ROE is one of many ratios which meaningfully dissects financial statements, which illustrates the quality of a company. TPI Composites’s above-industry ROE is encouraging, and is also in excess of its cost of equity. ROE is not likely to be inflated by excessive debt funding, giving shareholders more conviction in the sustainability of high returns. Although ROE can be a useful metric, it is only a small part of diligent research.
For TPI Composites, I’ve put together three pertinent factors you should further examine:
- Financial Health: Does it have a healthy balance sheet? Take a look at our free balance sheet analysis with six simple checks on key factors like leverage and risk.
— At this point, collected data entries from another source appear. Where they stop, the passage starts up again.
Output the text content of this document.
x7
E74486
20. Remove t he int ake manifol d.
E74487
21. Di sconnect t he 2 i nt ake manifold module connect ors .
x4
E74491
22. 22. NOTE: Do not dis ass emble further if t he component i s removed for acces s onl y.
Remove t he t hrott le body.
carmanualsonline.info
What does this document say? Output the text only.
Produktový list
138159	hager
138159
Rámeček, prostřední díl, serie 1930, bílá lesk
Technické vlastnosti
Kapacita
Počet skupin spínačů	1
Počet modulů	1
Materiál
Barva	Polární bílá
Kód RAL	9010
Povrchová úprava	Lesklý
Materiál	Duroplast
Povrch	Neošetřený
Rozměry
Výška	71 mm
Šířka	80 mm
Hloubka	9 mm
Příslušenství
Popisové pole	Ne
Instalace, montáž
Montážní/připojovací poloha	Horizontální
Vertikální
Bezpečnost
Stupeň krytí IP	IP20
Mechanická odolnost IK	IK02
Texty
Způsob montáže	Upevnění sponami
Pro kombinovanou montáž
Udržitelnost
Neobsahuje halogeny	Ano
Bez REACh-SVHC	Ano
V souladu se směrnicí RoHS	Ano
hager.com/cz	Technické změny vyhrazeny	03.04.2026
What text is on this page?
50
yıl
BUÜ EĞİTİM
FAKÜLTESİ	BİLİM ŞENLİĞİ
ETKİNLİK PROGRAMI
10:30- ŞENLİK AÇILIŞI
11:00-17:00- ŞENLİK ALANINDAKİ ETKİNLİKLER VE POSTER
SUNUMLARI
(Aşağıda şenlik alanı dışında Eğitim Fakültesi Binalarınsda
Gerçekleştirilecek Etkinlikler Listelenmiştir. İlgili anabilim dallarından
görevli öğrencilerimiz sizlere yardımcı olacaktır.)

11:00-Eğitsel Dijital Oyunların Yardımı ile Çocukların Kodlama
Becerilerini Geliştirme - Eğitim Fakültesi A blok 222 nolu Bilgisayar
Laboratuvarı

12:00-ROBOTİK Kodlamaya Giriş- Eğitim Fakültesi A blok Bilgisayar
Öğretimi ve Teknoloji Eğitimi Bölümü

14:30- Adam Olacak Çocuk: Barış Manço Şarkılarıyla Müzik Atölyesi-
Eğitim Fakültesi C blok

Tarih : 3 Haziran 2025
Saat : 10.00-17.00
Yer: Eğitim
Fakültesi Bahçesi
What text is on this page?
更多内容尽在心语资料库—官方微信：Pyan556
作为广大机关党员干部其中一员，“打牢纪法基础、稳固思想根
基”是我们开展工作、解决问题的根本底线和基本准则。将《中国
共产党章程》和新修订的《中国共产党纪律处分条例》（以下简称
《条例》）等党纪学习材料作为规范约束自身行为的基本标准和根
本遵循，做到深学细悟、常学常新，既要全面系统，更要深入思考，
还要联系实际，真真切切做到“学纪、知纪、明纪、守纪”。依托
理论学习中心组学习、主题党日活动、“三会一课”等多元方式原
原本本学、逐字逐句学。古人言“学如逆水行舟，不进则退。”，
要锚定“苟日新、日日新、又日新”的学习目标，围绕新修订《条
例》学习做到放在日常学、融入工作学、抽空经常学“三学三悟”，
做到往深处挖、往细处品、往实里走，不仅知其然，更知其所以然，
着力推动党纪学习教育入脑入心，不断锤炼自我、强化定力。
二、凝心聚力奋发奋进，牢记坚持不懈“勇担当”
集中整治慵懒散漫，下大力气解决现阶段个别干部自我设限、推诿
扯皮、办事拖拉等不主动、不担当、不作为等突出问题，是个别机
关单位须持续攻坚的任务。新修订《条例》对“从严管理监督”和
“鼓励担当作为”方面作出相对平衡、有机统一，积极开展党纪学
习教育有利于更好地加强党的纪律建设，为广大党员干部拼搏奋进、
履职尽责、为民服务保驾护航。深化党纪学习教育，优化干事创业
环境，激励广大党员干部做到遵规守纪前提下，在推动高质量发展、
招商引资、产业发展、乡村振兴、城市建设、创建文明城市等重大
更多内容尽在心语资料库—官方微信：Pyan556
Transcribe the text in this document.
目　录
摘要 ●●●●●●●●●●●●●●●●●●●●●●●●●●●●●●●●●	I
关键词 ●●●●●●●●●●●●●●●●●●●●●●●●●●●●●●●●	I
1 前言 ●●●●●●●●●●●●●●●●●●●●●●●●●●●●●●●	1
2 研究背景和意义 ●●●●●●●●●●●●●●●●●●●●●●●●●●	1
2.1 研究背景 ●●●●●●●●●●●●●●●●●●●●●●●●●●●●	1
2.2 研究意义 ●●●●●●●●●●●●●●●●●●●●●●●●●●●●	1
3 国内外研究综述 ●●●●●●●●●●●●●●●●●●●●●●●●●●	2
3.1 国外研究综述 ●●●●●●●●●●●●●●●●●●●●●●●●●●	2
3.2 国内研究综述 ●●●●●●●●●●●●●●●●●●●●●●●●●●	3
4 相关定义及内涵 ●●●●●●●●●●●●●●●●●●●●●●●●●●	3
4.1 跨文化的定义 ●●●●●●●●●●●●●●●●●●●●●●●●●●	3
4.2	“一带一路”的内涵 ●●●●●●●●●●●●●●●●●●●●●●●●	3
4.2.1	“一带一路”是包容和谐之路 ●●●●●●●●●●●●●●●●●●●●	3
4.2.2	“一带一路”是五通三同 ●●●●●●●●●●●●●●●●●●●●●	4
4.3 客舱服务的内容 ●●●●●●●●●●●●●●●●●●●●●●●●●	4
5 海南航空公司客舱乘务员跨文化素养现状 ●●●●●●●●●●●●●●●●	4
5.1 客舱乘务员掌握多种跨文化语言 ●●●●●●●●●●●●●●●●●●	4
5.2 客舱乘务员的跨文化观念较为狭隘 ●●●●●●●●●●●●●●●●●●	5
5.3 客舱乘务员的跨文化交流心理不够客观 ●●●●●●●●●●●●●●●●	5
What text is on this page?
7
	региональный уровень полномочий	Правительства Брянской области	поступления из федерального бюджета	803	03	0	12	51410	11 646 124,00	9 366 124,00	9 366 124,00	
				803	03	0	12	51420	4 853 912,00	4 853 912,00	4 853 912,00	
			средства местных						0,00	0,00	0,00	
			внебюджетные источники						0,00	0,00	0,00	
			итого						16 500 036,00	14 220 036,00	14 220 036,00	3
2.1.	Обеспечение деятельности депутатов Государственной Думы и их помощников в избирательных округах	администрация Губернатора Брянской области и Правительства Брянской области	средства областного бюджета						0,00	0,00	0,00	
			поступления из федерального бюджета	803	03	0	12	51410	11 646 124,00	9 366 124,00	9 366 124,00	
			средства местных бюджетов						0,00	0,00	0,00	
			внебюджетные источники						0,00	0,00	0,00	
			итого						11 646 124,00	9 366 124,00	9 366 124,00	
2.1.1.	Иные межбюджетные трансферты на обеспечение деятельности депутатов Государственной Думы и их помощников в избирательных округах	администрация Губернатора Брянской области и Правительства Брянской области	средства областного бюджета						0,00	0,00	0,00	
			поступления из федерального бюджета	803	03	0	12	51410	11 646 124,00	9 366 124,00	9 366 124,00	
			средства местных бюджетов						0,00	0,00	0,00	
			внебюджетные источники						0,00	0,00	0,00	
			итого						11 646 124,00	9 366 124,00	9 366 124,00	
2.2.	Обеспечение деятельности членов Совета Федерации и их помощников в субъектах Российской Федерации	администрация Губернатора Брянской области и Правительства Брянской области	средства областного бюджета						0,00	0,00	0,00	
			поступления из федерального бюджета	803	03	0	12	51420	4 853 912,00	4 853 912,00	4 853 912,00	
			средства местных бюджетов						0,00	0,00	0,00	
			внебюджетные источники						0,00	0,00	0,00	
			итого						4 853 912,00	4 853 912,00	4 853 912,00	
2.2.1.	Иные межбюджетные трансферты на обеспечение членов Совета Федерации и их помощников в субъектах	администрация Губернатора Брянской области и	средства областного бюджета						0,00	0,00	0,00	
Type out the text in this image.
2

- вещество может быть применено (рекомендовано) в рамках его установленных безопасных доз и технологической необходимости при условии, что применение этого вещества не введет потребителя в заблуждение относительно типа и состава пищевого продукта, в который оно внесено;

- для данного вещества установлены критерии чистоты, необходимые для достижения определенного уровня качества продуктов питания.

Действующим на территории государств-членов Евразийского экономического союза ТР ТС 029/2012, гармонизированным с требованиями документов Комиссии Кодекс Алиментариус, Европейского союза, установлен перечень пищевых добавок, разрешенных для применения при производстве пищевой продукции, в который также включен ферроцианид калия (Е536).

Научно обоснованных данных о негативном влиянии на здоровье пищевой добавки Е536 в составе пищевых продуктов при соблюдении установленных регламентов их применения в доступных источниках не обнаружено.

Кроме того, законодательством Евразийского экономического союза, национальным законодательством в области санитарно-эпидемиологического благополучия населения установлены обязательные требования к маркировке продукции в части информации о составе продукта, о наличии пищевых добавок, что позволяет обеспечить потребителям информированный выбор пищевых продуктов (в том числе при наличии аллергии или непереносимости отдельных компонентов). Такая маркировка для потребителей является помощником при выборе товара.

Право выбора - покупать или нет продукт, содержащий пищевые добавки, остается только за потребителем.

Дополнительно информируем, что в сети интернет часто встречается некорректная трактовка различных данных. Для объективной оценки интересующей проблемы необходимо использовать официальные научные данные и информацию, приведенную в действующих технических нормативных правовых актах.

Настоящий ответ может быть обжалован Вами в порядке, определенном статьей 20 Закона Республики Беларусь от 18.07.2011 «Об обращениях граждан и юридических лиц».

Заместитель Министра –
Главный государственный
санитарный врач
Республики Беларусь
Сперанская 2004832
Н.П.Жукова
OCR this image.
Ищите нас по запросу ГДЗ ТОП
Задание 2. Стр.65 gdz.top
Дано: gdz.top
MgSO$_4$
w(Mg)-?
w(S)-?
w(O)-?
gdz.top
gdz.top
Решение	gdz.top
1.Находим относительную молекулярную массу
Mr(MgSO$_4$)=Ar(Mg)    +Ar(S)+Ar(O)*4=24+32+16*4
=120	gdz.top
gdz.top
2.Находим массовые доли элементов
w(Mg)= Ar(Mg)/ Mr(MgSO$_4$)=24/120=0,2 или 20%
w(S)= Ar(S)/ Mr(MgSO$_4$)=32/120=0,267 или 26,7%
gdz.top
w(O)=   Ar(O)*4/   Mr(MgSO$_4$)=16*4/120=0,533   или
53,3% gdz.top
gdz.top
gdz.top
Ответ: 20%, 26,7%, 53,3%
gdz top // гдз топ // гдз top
- Valuation: What is TPI Composites worth today? Is the stock undervalued, even when its growth outlook is factored into its intrinsic value? The intrinsic value infographic in our free research report helps visualize whether TPI Composites is currently mispriced by the market.
- Other High-Growth Alternatives : Are there other high-growth stocks you could be holding instead of TPI Composites? Explore our interactive list of stocks with large growth potential to get an idea of what else is out there you may be missing!
To help readers see pass the short term volatility of the financial market, we aim to bring you a long-term focused research analysis purely driven by fundamental data. Note that our analysis does not factor in the latest price sensitive company announcements.
The author is an independent contributor and at the time of publication had no position in the stocks mentioned.